The increasing sophistication and performance of 802.11ac technology means using wireless as an alternative to a wired network is no longer unrealistic. In recent years the market has witnessed the advent of high-performance AC routers capable of delivering high throughput to single clients with 200 mbps or more and to multiple clients with well over a Gigabit of total throughput. Pricing on said routers is no longer outrageous either, AC routers based on the AC1900 (3T3R) design can be had for close to £100 here in the UK.

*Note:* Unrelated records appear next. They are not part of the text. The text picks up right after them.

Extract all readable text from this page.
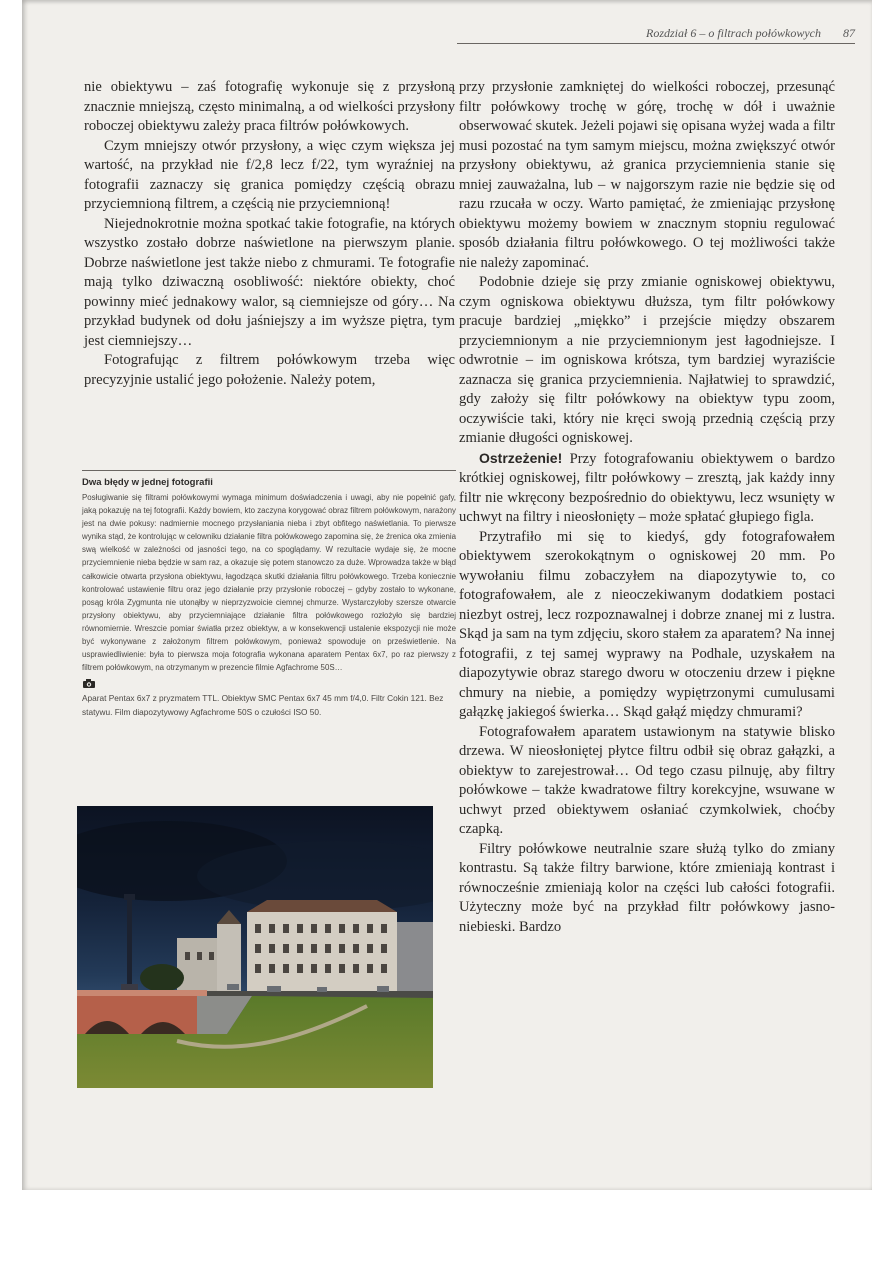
Rozdział 6 – o filtrach połówkowych 87

nie obiektywu – zaś fotografię wykonuje się z przysłoną znacznie mniejszą, często minimalną, a od wielkości przysłony roboczej obiektywu zależy praca filtrów połówkowych.

Czym mniejszy otwór przysłony, a więc czym większa jej wartość, na przykład nie f/2,8 lecz f/22, tym wyraźniej na fotografii zaznaczy się granica pomiędzy częścią obrazu przyciemnioną filtrem, a częścią nie przyciemnioną!

Niejednokrotnie można spotkać takie fotografie, na których wszystko zostało dobrze naświetlone na pierwszym planie. Dobrze naświetlone jest także niebo z chmurami. Te fotografie mają tylko dziwaczną osobliwość: niektóre obiekty, choć powinny mieć jednakowy walor, są ciemniejsze od góry… Na przykład budynek od dołu jaśniejszy a im wyższe piętra, tym jest ciemniejszy…

Fotografując z filtrem połówkowym trzeba więc precyzyjnie ustalić jego położenie. Należy potem,

Dwa błędy w jednej fotografii

Posługiwanie się filtrami połówkowymi wymaga minimum doświadczenia i uwagi, aby nie popełnić gafy, jaką pokazuję na tej fotografii. Każdy bowiem, kto zaczyna korygować obraz filtrem połówkowym, narażony jest na dwie pokusy: nadmiernie mocnego przysłaniania nieba i zbyt obfitego naświetlania. To pierwsze wynika stąd, że kontrolując w celowniku działanie filtra połówkowego zapomina się, że źrenica oka zmienia swą wielkość w zależności od jasności tego, na co spoglądamy. W rezultacie wydaje się, że mocne przyciemnienie nieba będzie w sam raz, a okazuje się potem stanowczo za duże. Wprowadza także w błąd całkowicie otwarta przysłona obiektywu, łagodząca skutki działania filtru połówkowego. Trzeba koniecznie kontrolować ustawienie filtru oraz jego działanie przy przysłonie roboczej – gdyby zostało to wykonane, posąg króla Zygmunta nie utonąłby w nieprzyzwoicie ciemnej chmurze. Wystarczyłoby szersze otwarcie przysłony obiektywu, aby przyciemniające działanie filtra połówkowego rozłożyło się bardziej równomiernie. Wreszcie pomiar światła przez obiektyw, a w konsekwencji ustalenie ekspozycji nie może być wykonywane z założonym filtrem połówkowym, ponieważ spowoduje on prześwietlenie. Na usprawiedliwienie: była to pierwsza moja fotografia wykonana aparatem Pentax 6x7, po raz pierwszy z filtrem połówkowym, na otrzymanym w prezencie filmie Agfachrome 50S…

Aparat Pentax 6x7 z pryzmatem TTL. Obiektyw SMC Pentax 6x7 45 mm f/4,0. Filtr Cokin 121. Bez statywu. Film diapozytywowy Agfachrome 50S o czułości ISO 50.

przy przysłonie zamkniętej do wielkości roboczej, przesunąć filtr połówkowy trochę w górę, trochę w dół i uważnie obserwować skutek. Jeżeli pojawi się opisana wyżej wada a filtr musi pozostać na tym samym miejscu, można zwiększyć otwór przysłony obiektywu, aż granica przyciemnienia stanie się mniej zauważalna, lub – w najgorszym razie nie będzie się od razu rzucała w oczy. Warto pamiętać, że zmieniając przysłonę obiektywu możemy bowiem w znacznym stopniu regulować sposób działania filtru połówkowego. O tej możliwości także nie należy zapominać.

Podobnie dzieje się przy zmianie ogniskowej obiektywu, czym ogniskowa obiektywu dłuższa, tym filtr połówkowy pracuje bardziej „miękko” i przejście między obszarem przyciemnionym a nie przyciemnionym jest łagodniejsze. I odwrotnie – im ogniskowa krótsza, tym bardziej wyraziście zaznacza się granica przyciemnienia. Najłatwiej to sprawdzić, gdy założy się filtr połówkowy na obiektyw typu zoom, oczywiście taki, który nie kręci swoją przednią częścią przy zmianie długości ogniskowej.

Ostrzeżenie! Przy fotografowaniu obiektywem o bardzo krótkiej ogniskowej, filtr połówkowy – zresztą, jak każdy inny filtr nie wkręcony bezpośrednio do obiektywu, lecz wsunięty w uchwyt na filtry i nieosłonięty – może spłatać głupiego figla.

Przytrafiło mi się to kiedyś, gdy fotografowałem obiektywem szerokokątnym o ogniskowej 20 mm. Po wywołaniu filmu zobaczyłem na diapozytywie to, co fotografowałem, ale z nieoczekiwanym dodatkiem postaci niezbyt ostrej, lecz rozpoznawalnej i dobrze znanej mi z lustra. Skąd ja sam na tym zdjęciu, skoro stałem za aparatem? Na innej fotografii, z tej samej wyprawy na Podhale, uzyskałem na diapozytywie obraz starego dworu w otoczeniu drzew i piękne chmury na niebie, a pomiędzy wypiętrzonymi cumulusami gałązkę jakiegoś świerka… Skąd gałąź między chmurami?

Fotografowałem aparatem ustawionym na statywie blisko drzewa. W nieosłoniętej płytce filtru odbił się obraz gałązki, a obiektyw to zarejestrował… Od tego czasu pilnuję, aby filtry połówkowe – także kwadratowe filtry korekcyjne, wsuwane w uchwyt przed obiektywem osłaniać czymkolwiek, choćby czapką.

Filtry połówkowe neutralnie szare służą tylko do zmiany kontrastu. Są także filtry barwione, które zmieniają kontrast i równocześnie zmieniają kolor na części lub całości fotografii. Użyteczny może być na przykład filtr połówkowy jasno-niebieski. Bardzo
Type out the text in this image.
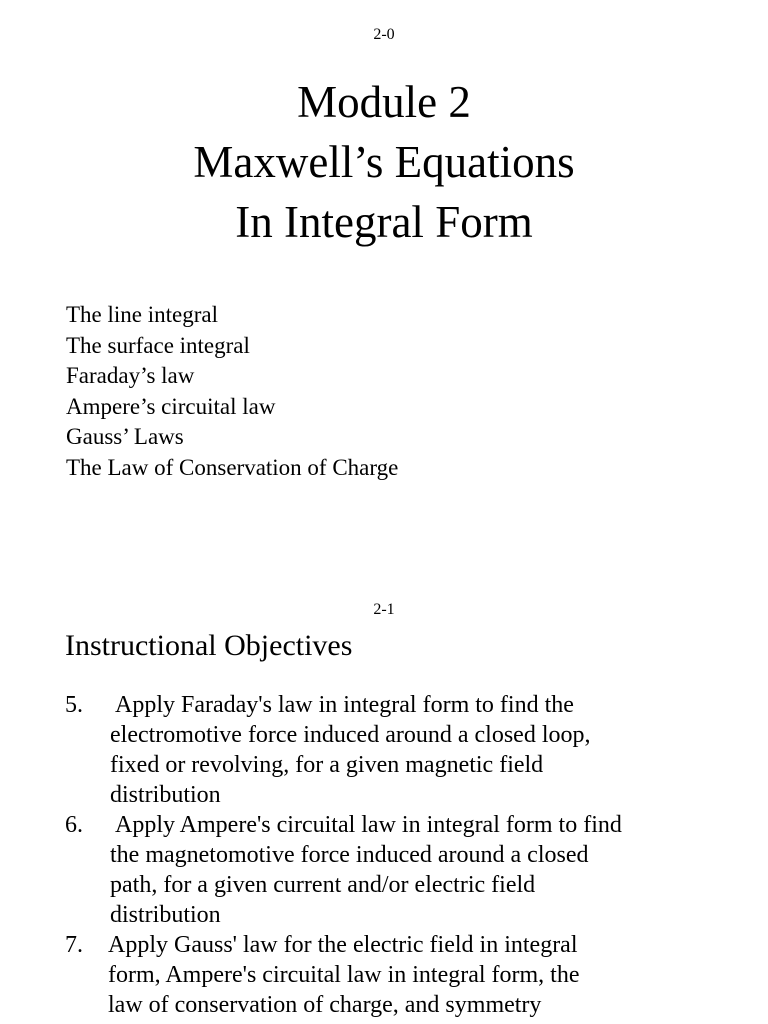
2-0
Module 2
Maxwell’s Equations
In Integral Form
The line integral
The surface integral
Faraday’s law
Ampere’s circuital law
Gauss’ Laws
The Law of Conservation of Charge
2-1
Instructional Objectives
5. Apply Faraday's law in integral form to find the
electromotive force induced around a closed loop,
fixed or revolving, for a given magnetic field
distribution
6. Apply Ampere's circuital law in integral form to find
the magnetomotive force induced around a closed
path, for a given current and/or electric field
distribution
7. Apply Gauss' law for the electric field in integral
form, Ampere's circuital law in integral form, the
law of conservation of charge, and symmetry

Yet even with all the progress made 802.11ac hasn't been able to come close enough to matching the mainstream Gigabit Ethernet standard that is now so common on desktops and laptops. However, late last year another significant step was made with the introduction of the AC2400 (4T4R) standard that is capable of pushing speeds close to Gigabit levels when used with appropriate receiving hardware. On that theme we have the Asus RT-AC87U router in for review which is based on the fastest AC2400 platform. Readers should note that while there is an AC3200 standard available this number is based on an aggregation of two separate 5GHz wireless radios using 3T3R designs (600 + 1,300 + 1,300 mbps) meaning AC2400 still has the fastest 5GHz radio on offer with a single 4T4R design (600 + 1,733 mbps).
At a fundamental level the benefits of scaling from an AC1900 (3T3R) router, such as the Asus DSL-AC68U, to an AC2400 (4T4R) router can only be realised when the client devices are capable of harnessing the speed. With four transmitters and four receivers (4T4R) on the router the client device must also have four receivers and transmitters to receive the maximum amount of throughput since a 3T3R or 2T2R will miss out on 25 and 50 per cent of the available 5GHz throughput, respectively.
With that in mind we conducted our testing of the Asus RT-AC87U using the Asus EA-AC87 which is a Media Bridge and Access Point device with a 4T4R 802.11ac design. The EA-AC87 allows an ultra-fast wireless router to be harnessed and re-broadcasted as an Access Point or converted into a wired connection using the Media Bridge mode. This makes the EA-AC87, when paired with the RT-AC87U, an ideal candidate for creating a wired-grade network without the wires.
The Asus RT-AC87U is, in simple terms, a feature-packed wireless router. It boasts four external antennas, four Gigabit LAN ports, a WAN port, a front USB 3.0 port and rear USB 2.0 port as well as a reset button and a WPS button. Internally the RT-AC87U has two physical processors - the Broadcom BCM4709 (1GHz, 2 cores) and the Quantenna QT3840BC (500MHz, 2 cores) as well as 128MB of flash storage and 256MB of DDR3 RAM. The router can operate in three different modes - as a router, an Access Point (AP) or media bridge and supports up to 1,734 mbps on the 5GHz band as well as 600 mbps on the 2.4GHz band with the use of TurboQAM technology.